Unrequitted Love/Obsession
Unlike most unrequited loves, I never dared breathe a word of it. Even push to the wall, I still denied it because it was a fantastic love, it had to be perfect or nothing. And it was both perfect and nothing. He brought me joy and inspiration but he hurt me deeply and made me fall from grace. Things as innocent as forgetting to call me beforehand to tell that our friends are taking me and another friend out on a friday night, even if he went up to me and invited me to go out. Or refusing chocolate truffles from me, just because he is on a diet or skin-conscious. Or not passing my way so that I could hitch a ride to a movie premiere.
When he and other people started suspecting and things got really awkward between us, there was nothing he could say or do to make things alright because they would never be normal again. We could never be only friends because I ached so badly and because I pitted him against this perfect guy that I had concocted in my mind. He had to be larger than life and mythological to be blameless.

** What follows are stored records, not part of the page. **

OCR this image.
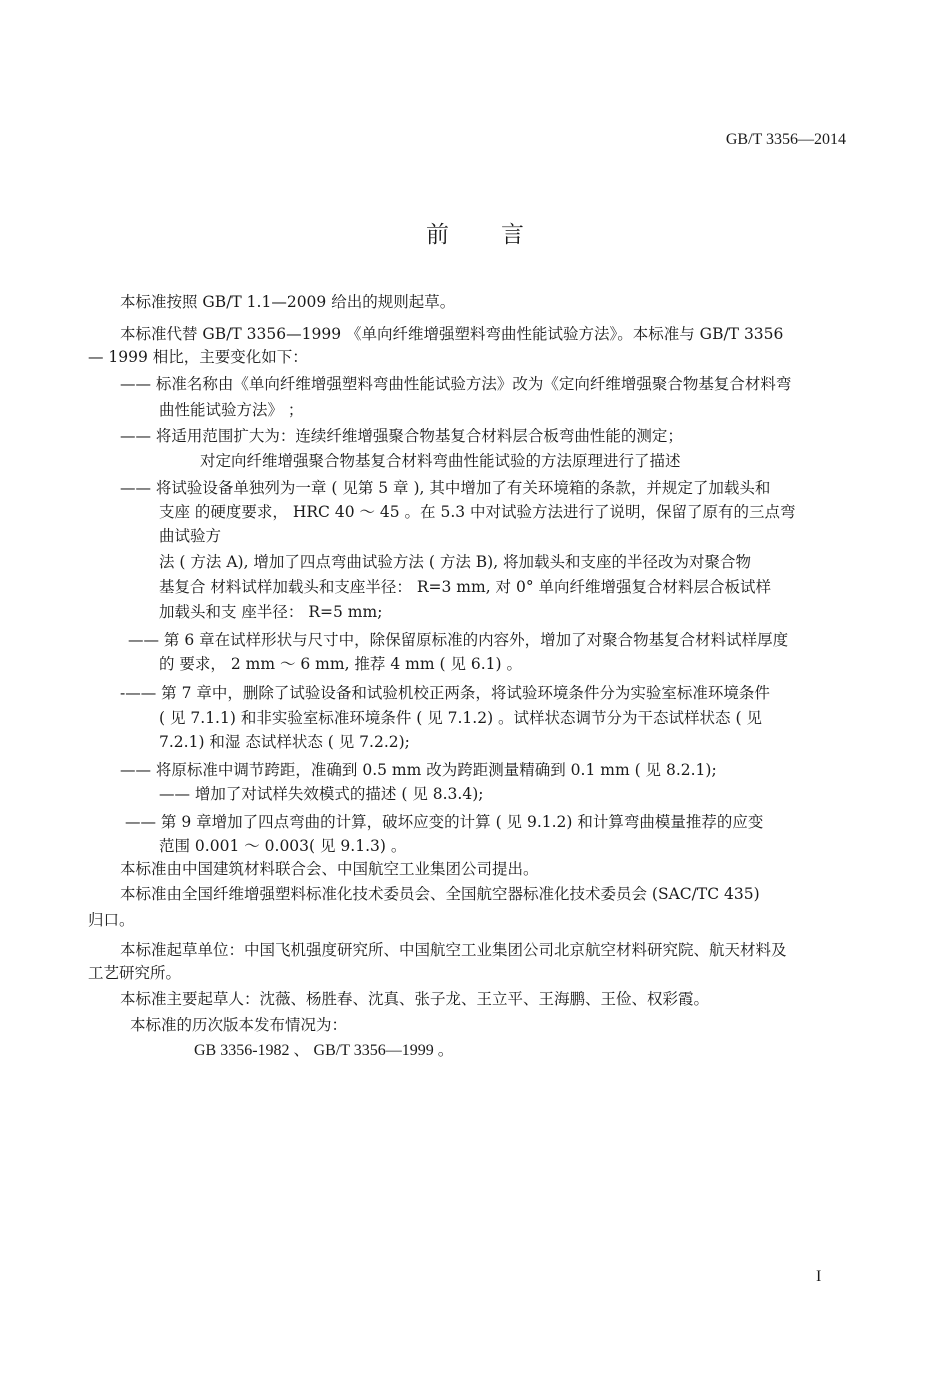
GB/T 3356—2014
前言
本标准按照 GB/T 1.1—2009 给出的规则起草。
本标准代替 GB/T 3356—1999 《单向纤维增强塑料弯曲性能试验方法》。本标准与 GB/T 3356
— 1999 相比，主要变化如下：
—— 标准名称由《单向纤维增强塑料弯曲性能试验方法》改为《定向纤维增强聚合物基复合材料弯
曲性能试验方法》 ；
—— 将适用范围扩大为：连续纤维增强聚合物基复合材料层合板弯曲性能的测定；
对定向纤维增强聚合物基复合材料弯曲性能试验的方法原理进行了描述
—— 将试验设备单独列为一章 ( 见第 5 章 ), 其中增加了有关环境箱的条款，并规定了加载头和
支座 的硬度要求， HRC 40 ～ 45 。在 5.3 中对试验方法进行了说明，保留了原有的三点弯
曲试验方
法 ( 方法 A), 增加了四点弯曲试验方法 ( 方法 B), 将加载头和支座的半径改为对聚合物
基复合 材料试样加载头和支座半径： R=3 mm, 对 0° 单向纤维增强复合材料层合板试样
加载头和支 座半径： R=5 mm;
—— 第 6 章在试样形状与尺寸中，除保留原标准的内容外，增加了对聚合物基复合材料试样厚度
的 要求， 2 mm ～ 6 mm, 推荐 4 mm ( 见 6.1) 。
-—— 第 7 章中，删除了试验设备和试验机校正两条，将试验环境条件分为实验室标准环境条件
( 见 7.1.1) 和非实验室标准环境条件 ( 见 7.1.2) 。试样状态调节分为干态试样状态 ( 见
7.2.1) 和湿 态试样状态 ( 见 7.2.2);
—— 将原标准中调节跨距，准确到 0.5 mm 改为跨距测量精确到 0.1 mm ( 见 8.2.1);
—— 增加了对试样失效模式的描述 ( 见 8.3.4);
—— 第 9 章增加了四点弯曲的计算，破坏应变的计算 ( 见 9.1.2) 和计算弯曲模量推荐的应变
范围 0.001 ～ 0.003( 见 9.1.3) 。
本标准由中国建筑材料联合会、中国航空工业集团公司提出。
本标准由全国纤维增强塑料标准化技术委员会、全国航空器标准化技术委员会 (SAC/TC 435)
归口。
本标准起草单位：中国飞机强度研究所、中国航空工业集团公司北京航空材料研究院、航天材料及
工艺研究所。
本标准主要起草人：沈薇、杨胜春、沈真、张子龙、王立平、王海鹏、王俭、权彩霞。
本标准的历次版本发布情况为：
GB 3356-1982 、 GB/T 3356—1999 。
I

But he was just a man, or rather more like a boy. He was bound to fail and my fantastic love was doomed from the start. But the more he failed, the more I despaired. How could this totally unworthy man reject me? I was mortified.

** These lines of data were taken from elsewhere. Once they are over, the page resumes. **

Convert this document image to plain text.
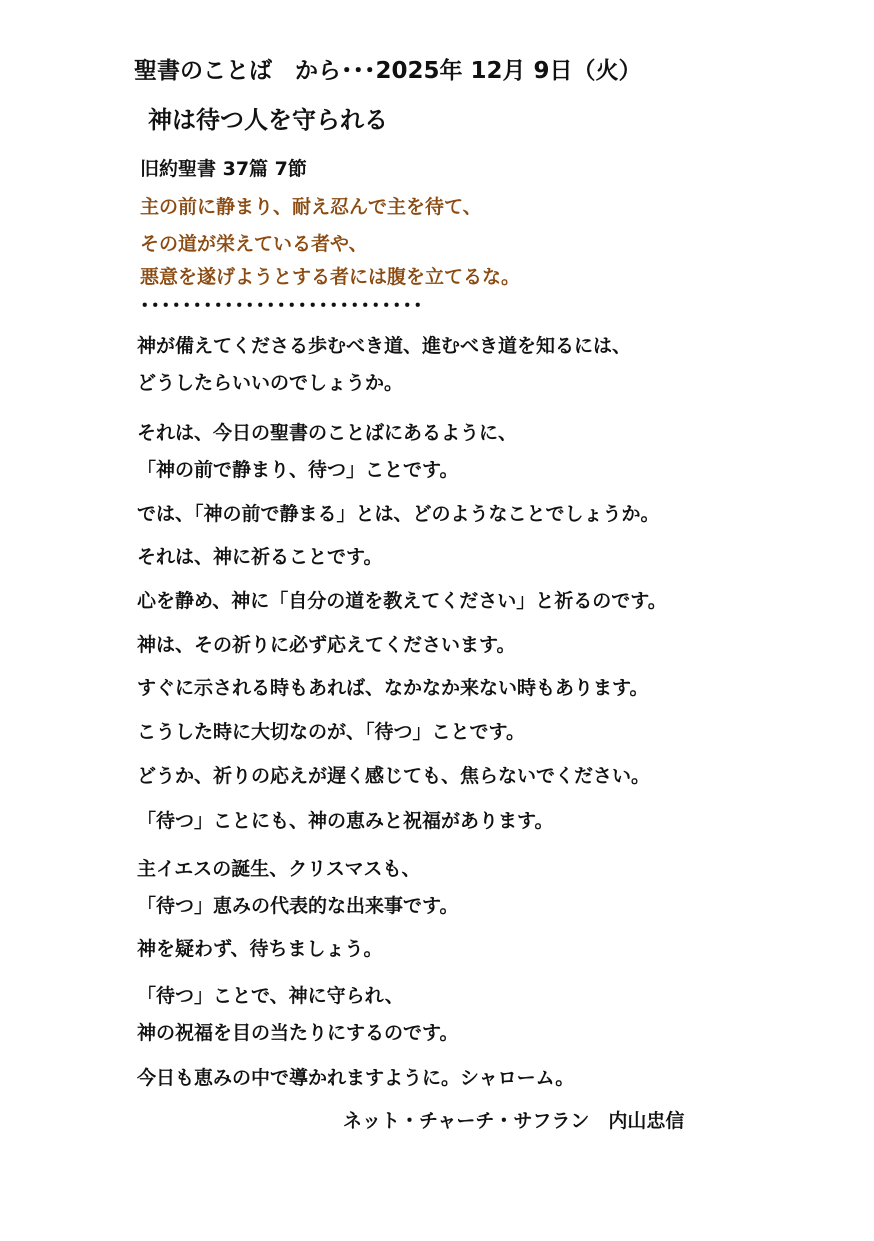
聖書のことば　から･･･2025年 12月 9日（火）
神は待つ人を守られる
旧約聖書 37篇 7節
主の前に静まり、耐え忍んで主を待て、
その道が栄えている者や、
悪意を遂げようとする者には腹を立てるな。
･･･････････････････････････
神が備えてくださる歩むべき道、進むべき道を知るには、
どうしたらいいのでしょうか。
それは、今日の聖書のことばにあるように、
「神の前で静まり、待つ」ことです。
では、「神の前で静まる」とは、どのようなことでしょうか。
それは、神に祈ることです。
心を静め、神に「自分の道を教えてください」と祈るのです。
神は、その祈りに必ず応えてくださいます。
すぐに示される時もあれば、なかなか来ない時もあります。
こうした時に大切なのが、「待つ」ことです。
どうか、祈りの応えが遅く感じても、焦らないでください。
「待つ」ことにも、神の恵みと祝福があります。
主イエスの誕生、クリスマスも、
「待つ」恵みの代表的な出来事です。
神を疑わず、待ちましょう。
「待つ」ことで、神に守られ、
神の祝福を目の当たりにするのです。
今日も恵みの中で導かれますように。シャローム。
ネット・チャーチ・サフラン　内山忠信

So I suddenly and without a clue withdrew from common friends and gatherings, and desperately avoided everything that reminded me of him. In time, little by little, I recovered some self-respect. I even found out much later on that the guys I were considering before were measured against him or at least that image of him that I made up in my mind. No wonder no one passed muster. When I realized this, again I made adjustments. Until I found myself, hero-worshipping no more, and opened myself up to the benevolent universe and the possibilities. Finally, I was obsessing no more.